A Fathers Love
Written By Violet Benjamin
Jesus; Abba, He that would never leave me.
As a child, I didn’t grow up in a Christian home. My father died when I was eight and my mother left us at a very young age. As a byproduct, my sister who was 11 at the time and I were adopted by my half-brother. We became part of his family and their 3 sons. We were loved, we were cared for, and we had a home. We were raised Mormon. We attended church every Sunday, and participated in every youth event. This was the only religion I grew to know. As I got older, I felt that part of me was missing there were holes in faith. What did I believe in? Is this “the only true church?” Is God real? How did I know there was truth to what I was taught? My religion became an obligation. Go to church, be a good person, do good and only then will you inherent eternal life. When I turned 17 I made a decision to stop going to church. I couldn’t fake it anymore. I wanted to live my life carefree.

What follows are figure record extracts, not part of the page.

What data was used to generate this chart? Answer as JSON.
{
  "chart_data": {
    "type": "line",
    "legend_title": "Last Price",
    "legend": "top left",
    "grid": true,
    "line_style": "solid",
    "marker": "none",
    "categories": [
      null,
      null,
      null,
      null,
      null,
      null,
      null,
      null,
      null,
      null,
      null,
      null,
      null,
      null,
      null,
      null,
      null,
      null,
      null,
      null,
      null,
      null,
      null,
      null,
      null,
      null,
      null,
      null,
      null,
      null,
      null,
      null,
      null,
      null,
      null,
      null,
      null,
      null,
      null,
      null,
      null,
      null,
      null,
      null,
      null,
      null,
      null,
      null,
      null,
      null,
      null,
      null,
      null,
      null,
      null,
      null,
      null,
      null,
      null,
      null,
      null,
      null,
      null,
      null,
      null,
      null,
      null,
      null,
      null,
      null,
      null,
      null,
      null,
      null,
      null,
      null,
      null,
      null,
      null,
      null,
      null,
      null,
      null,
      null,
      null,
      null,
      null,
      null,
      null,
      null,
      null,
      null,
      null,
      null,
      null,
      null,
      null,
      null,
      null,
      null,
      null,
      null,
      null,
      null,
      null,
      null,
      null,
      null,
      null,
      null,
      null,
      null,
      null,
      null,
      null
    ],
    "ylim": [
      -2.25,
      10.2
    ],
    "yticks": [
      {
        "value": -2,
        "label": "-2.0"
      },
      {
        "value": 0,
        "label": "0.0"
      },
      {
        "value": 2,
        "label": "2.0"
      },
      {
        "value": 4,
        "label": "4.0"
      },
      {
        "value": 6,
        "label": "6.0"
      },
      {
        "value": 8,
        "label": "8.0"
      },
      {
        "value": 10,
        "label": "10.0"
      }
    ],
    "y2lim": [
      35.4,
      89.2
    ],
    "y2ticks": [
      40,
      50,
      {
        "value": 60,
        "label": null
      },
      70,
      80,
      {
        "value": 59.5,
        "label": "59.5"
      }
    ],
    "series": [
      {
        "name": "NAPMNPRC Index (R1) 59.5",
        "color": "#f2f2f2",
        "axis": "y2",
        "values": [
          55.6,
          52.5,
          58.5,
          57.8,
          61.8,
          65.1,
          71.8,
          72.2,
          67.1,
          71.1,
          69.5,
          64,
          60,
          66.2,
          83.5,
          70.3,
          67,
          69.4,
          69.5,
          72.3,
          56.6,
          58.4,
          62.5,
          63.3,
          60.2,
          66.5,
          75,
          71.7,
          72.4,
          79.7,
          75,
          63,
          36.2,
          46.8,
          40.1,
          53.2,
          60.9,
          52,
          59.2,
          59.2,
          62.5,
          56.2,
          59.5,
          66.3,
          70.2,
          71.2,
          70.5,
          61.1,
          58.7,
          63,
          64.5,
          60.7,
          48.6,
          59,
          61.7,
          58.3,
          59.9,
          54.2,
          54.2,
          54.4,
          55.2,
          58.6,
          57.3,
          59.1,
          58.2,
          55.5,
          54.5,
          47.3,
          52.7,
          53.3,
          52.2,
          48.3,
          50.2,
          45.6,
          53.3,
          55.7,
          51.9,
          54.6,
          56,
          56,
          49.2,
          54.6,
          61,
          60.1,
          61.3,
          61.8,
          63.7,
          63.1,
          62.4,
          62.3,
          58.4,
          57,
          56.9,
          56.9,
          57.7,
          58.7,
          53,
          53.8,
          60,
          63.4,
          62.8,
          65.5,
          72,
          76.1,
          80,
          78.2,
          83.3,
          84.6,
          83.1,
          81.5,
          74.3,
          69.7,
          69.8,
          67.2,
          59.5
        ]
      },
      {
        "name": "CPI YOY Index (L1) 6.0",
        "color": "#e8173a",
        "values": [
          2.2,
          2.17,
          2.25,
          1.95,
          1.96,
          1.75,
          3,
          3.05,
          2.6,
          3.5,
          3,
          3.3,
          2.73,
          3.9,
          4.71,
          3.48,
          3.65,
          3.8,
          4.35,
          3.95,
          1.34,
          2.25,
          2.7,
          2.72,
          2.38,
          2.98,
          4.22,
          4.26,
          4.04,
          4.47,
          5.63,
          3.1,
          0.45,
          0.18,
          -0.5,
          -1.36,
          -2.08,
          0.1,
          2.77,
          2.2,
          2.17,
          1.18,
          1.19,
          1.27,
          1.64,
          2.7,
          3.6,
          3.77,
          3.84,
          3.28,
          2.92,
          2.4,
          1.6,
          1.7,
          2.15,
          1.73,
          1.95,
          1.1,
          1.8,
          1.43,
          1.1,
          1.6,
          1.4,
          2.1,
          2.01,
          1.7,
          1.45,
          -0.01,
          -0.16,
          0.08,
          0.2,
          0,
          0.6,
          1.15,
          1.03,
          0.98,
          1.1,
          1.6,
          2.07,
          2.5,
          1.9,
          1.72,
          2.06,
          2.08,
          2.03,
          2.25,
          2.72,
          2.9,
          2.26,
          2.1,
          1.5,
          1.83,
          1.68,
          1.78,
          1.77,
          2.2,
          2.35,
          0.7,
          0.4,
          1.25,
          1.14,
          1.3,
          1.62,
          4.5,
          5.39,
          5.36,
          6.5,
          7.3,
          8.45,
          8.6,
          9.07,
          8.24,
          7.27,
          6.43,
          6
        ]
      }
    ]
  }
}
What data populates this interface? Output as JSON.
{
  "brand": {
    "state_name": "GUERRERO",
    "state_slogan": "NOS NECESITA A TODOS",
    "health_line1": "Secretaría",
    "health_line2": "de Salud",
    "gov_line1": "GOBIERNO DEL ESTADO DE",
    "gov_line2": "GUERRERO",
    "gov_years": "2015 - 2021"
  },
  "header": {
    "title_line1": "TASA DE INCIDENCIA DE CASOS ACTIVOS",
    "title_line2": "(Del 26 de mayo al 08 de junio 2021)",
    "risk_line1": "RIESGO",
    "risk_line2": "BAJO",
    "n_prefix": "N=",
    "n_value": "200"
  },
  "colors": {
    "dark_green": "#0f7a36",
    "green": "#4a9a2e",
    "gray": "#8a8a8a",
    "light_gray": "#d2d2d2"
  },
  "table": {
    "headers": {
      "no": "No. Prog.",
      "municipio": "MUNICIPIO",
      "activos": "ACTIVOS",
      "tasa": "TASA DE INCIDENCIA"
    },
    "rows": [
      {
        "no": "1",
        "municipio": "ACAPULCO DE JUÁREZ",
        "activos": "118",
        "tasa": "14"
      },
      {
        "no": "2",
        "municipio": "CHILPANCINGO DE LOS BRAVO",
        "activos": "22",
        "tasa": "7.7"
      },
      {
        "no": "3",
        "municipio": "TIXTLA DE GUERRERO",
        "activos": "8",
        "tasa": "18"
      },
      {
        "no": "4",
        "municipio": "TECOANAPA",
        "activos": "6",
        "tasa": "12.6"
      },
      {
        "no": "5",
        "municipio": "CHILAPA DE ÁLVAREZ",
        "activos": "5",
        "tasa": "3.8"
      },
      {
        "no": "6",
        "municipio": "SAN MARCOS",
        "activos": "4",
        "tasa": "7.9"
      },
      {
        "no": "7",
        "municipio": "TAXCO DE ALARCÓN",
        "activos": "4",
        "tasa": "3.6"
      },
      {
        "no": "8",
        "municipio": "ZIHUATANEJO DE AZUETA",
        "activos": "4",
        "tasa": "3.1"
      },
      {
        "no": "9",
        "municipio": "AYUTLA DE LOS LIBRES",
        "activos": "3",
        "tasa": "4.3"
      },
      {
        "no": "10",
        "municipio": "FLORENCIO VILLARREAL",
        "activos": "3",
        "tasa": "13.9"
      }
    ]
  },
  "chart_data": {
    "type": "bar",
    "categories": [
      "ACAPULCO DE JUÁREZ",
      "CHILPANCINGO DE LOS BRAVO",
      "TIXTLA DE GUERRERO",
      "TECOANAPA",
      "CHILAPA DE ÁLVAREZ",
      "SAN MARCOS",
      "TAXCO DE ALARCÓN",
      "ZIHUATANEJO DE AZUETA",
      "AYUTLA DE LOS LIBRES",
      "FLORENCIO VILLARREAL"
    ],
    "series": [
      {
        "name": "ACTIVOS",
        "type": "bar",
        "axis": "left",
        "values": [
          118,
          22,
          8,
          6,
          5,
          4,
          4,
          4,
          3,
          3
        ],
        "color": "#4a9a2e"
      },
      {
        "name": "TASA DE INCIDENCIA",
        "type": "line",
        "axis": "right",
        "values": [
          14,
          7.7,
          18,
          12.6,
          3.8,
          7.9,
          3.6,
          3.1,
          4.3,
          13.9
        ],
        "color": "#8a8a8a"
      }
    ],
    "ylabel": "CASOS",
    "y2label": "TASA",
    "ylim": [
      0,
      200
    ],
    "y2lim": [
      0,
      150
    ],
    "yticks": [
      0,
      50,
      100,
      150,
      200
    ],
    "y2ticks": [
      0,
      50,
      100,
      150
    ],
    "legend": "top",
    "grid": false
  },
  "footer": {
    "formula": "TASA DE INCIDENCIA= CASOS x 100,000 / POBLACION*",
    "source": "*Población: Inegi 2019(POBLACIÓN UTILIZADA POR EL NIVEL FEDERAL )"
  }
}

Around the age of 21 a close friend of mine invited me to her Spanish speaking church. After several declines, I thought why not?! Just go this one time and that’s it. My understanding of Spanish was very limited but I felt Gods presence when they did worship. You know that feeling when you feel like the song or sermon was made just for you? That’s how I felt. During this time I lived a party lifestyle. I went clubbing every weekend, got drunk, and did everything possible to get attention from men. I moved further away from God, but He constantly used my friend to pour truth, kindness, and love into me. Little by little those seeds were being planted in my heart.
On New Year’s Day of 2012 I decided I was going to church. A mega church I had actually never been to, and I went alone. I was tired of being tired I was running on empty and I needed change in my life. The pastor spoke about finding our hope in Jesus. The lyrics of “How Great is our God” played on the screen, as I read each verse my heart began to melt. I couldn’t stop crying it was as if my chest was exploding. I gave my life to the Lord that night. I had made a decision that night to live my life for Jesus. I remember I went home, pulled out the Bible app on my phone and stayed up all night reading. I started in the book of Mathew and read until 5am. I couldn’t get enough of His word. It seeped into heart, it started to transform me. I started attending church regularly and served in the altar call ministry.
All those years growing up without my father, I was searching for his love, his approval, I wanted to make him proud. Jesus was always there. He saw me, He approved of me, He was proud of me. I found my security and identity in my Heavenly Father, my Abba. Who promised that He would never leave me or forsake me. I had access to Him, He wasn’t a far away God, He was near. Doing things for him wasn’t going to make him love me more. He loved me because I was His daughter. He began to heal my heart which eventually allowed me to reconnect with my birth mother on facebook and forgive her. The bitterness and resentment that had made its home in my heart began to shatter. Because He has forgiven me of all my sins, I could forgive my mother. He has performed miracles in my life, He’s taught me how to trust him, through the good and the bad. He gave me a family, he gave me hope and a future. (Jeremiah 29:11) My story isn’t my own because it all points back to Who He is.
Today I am grateful for a relationship with a loving, faithful Father who never leaves and satisfies my heart with good things. He calls me his own. My Abba.